One of their video demonstrations concerned me most. They show the person wearing the belt holding one side of a fluorescent light bulb, with the demonstrator touching the bulb partway. They show that the bulb lights up. It appears that the belt is inducing a potential within the participant, and creating a current which flows through the participant's arm, through the bulb, and through the demonstrator's arm. Since the demonstrator is wearing shoes on what appears to be a wood floor, I can only assume that either the potentials between the demonstrator and participant are equalizing, or the demonstrator is connected to ground in some way that's not obvious.

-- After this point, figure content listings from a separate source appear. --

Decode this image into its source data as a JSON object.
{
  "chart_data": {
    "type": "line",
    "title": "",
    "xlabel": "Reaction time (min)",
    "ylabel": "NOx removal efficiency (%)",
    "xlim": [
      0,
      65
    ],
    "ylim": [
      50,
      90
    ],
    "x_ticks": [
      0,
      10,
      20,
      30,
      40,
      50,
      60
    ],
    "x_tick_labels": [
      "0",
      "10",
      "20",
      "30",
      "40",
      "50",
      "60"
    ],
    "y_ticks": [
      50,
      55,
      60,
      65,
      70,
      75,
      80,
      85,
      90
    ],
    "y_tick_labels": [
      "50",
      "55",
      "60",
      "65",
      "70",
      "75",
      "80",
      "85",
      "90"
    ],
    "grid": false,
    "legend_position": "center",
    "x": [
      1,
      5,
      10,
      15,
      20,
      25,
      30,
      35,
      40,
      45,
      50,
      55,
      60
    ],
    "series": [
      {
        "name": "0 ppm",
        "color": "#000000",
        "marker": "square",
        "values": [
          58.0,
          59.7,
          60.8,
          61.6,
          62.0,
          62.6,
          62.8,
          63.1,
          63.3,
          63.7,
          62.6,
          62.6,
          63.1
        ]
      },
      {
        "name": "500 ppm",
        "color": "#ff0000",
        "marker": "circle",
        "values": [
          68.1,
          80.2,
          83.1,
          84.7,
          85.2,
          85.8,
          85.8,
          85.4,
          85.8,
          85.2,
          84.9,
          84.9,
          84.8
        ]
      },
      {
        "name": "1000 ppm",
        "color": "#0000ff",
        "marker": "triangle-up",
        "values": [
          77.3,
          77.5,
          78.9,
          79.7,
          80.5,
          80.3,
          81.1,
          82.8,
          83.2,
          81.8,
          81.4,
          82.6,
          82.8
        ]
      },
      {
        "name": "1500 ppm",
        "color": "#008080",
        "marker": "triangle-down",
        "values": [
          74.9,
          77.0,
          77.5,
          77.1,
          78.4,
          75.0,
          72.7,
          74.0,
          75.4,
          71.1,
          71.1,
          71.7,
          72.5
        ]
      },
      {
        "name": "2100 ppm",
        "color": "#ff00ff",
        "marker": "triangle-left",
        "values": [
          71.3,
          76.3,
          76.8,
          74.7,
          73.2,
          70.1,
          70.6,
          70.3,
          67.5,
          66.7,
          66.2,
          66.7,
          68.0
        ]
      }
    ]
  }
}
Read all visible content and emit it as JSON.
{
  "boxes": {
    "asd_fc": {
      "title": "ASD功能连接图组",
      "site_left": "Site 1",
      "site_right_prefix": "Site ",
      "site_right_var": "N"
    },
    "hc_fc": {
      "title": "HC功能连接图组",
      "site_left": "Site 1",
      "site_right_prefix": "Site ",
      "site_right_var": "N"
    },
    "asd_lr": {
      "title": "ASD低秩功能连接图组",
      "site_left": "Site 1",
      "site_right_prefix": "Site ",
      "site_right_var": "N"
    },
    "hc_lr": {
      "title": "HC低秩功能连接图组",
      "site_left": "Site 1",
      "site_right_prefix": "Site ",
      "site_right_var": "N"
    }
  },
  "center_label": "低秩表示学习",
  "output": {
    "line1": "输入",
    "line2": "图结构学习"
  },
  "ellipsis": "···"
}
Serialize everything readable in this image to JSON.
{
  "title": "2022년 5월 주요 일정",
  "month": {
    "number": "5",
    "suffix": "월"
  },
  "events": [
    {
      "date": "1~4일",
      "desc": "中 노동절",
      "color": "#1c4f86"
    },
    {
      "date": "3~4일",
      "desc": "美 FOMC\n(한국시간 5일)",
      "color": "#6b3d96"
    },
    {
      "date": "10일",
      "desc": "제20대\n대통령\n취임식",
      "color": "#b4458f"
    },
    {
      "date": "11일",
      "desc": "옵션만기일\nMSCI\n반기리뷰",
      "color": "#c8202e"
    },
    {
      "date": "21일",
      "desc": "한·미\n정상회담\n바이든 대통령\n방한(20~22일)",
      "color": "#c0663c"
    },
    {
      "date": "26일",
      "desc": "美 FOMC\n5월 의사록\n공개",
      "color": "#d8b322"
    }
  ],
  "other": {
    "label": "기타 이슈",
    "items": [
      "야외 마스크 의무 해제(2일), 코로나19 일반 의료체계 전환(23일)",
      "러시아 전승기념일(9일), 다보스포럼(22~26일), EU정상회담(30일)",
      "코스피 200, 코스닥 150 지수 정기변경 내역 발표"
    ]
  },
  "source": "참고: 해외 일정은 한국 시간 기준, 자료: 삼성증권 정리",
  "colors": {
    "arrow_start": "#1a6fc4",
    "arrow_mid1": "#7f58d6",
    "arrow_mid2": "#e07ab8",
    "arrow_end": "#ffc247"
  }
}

I was informed of the dangers of conducting current directly through one's body in my electrical engineering classes, so seeing the current conducted through the participant's arm concerns me, especially since the product advertises itself as functioning at 70 kilohertz. As I understand, humans cannot feel pain from electricity at high frequencies. This person's foolish experiment indicates that people stop feeling electrical pain somewhere around 20 kilohertz. This means that any possible injuries caused by this machine would be impossible to feel.
Am I right in being concerned about the safety of this device? Are there any safety concerns I've missed?